Toutefois, à quelques exceptions près, ces raisonnements sont plus ou moins contrôlés puisque l’élève sent le besoin de tester la division ou doute malgré le fait que le raisonnement s’appuie sur une structure déductive qui ne peut mener qu’à une valeur épistémique vraie. On le voit bien avec le dernier exemple, si je suis capable de dire qu’il restera 1 à 453, je devrais être capable de dire qu’il restera 0 pour 452.

Quatrièmement, on s’attendait à ce que les bonds de 4 soient davantage réinvestis pour générer des exemples puisque les comptines par bond sont travaillées dès le 1er cycle. Or, c’est rarement le cas.

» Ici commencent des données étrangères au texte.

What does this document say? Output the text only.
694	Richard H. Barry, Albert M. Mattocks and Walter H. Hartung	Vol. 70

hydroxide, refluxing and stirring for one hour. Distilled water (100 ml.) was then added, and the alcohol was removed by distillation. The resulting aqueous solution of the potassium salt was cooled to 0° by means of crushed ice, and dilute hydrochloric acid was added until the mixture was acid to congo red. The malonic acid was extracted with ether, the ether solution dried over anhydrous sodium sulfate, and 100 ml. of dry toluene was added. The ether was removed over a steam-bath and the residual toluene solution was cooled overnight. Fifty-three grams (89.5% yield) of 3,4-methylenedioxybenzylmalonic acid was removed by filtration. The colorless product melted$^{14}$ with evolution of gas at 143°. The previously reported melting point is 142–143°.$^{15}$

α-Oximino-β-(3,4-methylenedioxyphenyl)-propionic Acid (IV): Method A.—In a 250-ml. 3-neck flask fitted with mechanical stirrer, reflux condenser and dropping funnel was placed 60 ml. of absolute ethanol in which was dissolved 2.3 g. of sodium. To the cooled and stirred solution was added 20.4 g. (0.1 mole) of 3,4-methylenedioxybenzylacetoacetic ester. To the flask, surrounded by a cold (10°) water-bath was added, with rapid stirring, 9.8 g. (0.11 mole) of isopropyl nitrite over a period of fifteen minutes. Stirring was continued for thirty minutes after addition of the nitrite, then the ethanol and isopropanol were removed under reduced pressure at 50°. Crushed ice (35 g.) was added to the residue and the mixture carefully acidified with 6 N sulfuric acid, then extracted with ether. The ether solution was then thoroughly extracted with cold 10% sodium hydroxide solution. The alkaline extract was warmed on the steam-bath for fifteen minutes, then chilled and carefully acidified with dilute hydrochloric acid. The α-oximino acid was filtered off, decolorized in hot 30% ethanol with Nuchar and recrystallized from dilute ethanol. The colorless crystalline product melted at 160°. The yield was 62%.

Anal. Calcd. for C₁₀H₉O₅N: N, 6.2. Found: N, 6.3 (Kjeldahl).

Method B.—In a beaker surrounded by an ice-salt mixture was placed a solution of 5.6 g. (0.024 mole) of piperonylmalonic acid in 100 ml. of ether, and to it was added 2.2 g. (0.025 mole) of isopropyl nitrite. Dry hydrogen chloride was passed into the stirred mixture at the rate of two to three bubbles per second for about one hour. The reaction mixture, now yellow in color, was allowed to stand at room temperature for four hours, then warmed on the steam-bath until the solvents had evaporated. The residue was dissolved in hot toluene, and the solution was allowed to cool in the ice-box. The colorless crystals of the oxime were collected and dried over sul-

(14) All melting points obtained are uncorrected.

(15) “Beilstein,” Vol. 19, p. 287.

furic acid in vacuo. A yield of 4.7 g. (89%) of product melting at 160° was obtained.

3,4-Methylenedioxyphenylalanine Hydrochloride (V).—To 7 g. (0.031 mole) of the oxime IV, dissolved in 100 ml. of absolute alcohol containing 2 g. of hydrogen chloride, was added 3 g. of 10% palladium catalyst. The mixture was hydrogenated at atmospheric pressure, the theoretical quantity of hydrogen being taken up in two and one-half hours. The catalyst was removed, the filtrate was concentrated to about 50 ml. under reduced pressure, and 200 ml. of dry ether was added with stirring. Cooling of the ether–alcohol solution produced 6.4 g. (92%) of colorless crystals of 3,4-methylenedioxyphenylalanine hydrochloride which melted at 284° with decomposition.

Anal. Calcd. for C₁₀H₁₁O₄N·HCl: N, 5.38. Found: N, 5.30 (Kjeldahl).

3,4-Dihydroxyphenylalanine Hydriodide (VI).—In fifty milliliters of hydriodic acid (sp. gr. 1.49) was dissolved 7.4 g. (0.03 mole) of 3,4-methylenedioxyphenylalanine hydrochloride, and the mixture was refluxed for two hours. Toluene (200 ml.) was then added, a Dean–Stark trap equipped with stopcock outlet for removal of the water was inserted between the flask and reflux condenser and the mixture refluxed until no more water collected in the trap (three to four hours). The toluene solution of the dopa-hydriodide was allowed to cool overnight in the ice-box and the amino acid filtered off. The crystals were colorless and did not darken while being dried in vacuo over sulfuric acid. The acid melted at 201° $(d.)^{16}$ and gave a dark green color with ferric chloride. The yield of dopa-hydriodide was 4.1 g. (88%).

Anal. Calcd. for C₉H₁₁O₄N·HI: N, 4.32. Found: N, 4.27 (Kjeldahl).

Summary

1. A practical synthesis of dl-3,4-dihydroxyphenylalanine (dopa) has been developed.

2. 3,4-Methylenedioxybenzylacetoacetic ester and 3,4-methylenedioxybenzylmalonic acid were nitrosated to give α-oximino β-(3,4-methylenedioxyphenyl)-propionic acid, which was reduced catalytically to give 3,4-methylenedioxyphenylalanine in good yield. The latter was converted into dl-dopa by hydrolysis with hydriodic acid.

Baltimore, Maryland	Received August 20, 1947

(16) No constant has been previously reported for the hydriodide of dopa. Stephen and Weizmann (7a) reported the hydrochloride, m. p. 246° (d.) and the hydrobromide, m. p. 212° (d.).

Par exemple, à la figure 10, les essais, quoique suivant une certaine logique, ne s’appuient pas sur les propriétés de la division. En effet, les élèves ont débuté par 170 à 179 (171 et 172 sont plus bas sur la feuille). 472, 476, 572 et 576 sont venus après, ce sont les seuls qui utilisent ce bond de 4.

Figure 10

Des essais plus ou moins systématiques, équipe de deux, 5e année

Cinquièmement, lorsque les essais ne sont pas systématiques dès le début, l’exemplification se systématise avec le temps. À la figure 11, une élève après avoir fait trois essais non systématiques, conclut qu’un 2 est nécessaire à la position des unités. Toutefois, elle se ravise et s’appuie sur 2372 pour générer 2376 (qu’elle ne teste pas) puis fait varier la centaine de façon systématique : 4, 5 en testant uniquement pour 72 et non pour 76. Cette nouvelle façon d’exemplifier lui permettra de conjecturer à propos du rôle du chiffre à la position des centaines et des unités : « comme j’ai essayé plusieurs centaines, je crois que c’est l’unité qui importe ».